As far as I know, integers in C++ can be treated like booleans, and we can have a code like this:
int a = 6, b = 10;
if (a && b) do something ---> true as both a and b are non-zero
Now, assume that we have:
__m256i a, b;
I need to apply logical_and (&&) for all 4 long variables in __m256i, and return true if one pair is non-zero. I mean something like:
(a[0] && b[0]) || (a[1] && b[1]) || ...
Do we have a fast code in AVX or AVX2 for this purpose?
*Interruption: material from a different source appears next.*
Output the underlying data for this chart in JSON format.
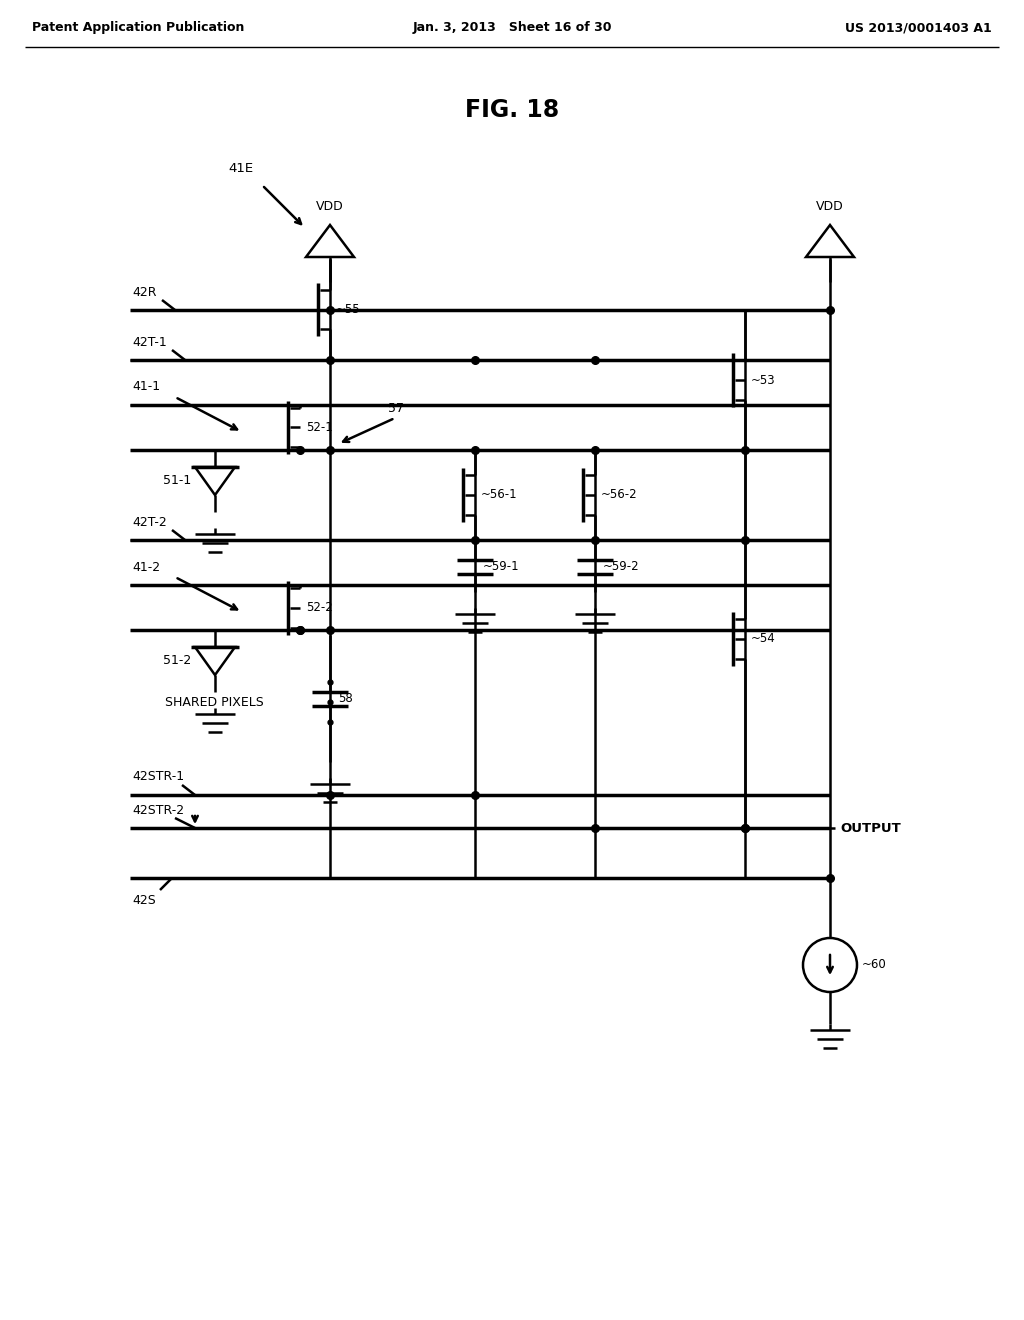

I could not find any direct instruction for this purpose, and definitely, using the bitwise and (&) also is not the same.
You can cleverly combine a vpcmpeqq
with a vptest
:
__m256i mask = _mm256_cmpeq_epi64(a, _mm256_set1_epi64x(0));
bool result = ! _mm256_testc_si256(mask, b);
The result
is true if and only if (~mask & b) != 0
or
((a[i]==0 ? 0 : -1) & b[i]) != 0 // for some i
// equivalent to
((a[i]==0 ? 0 : b[i])) != 0 // for some i
// equivalent to
a[i]!=0 && b[i]!=0 // for some i
which is equivalent to what you want.
Godbolt-link (play around with a
and b
): https://godbolt.org/z/aTjx7vMKd
If result
is a loop condition, the compiler should of course directly do a jb
/jnb
instruction instead of setnb
.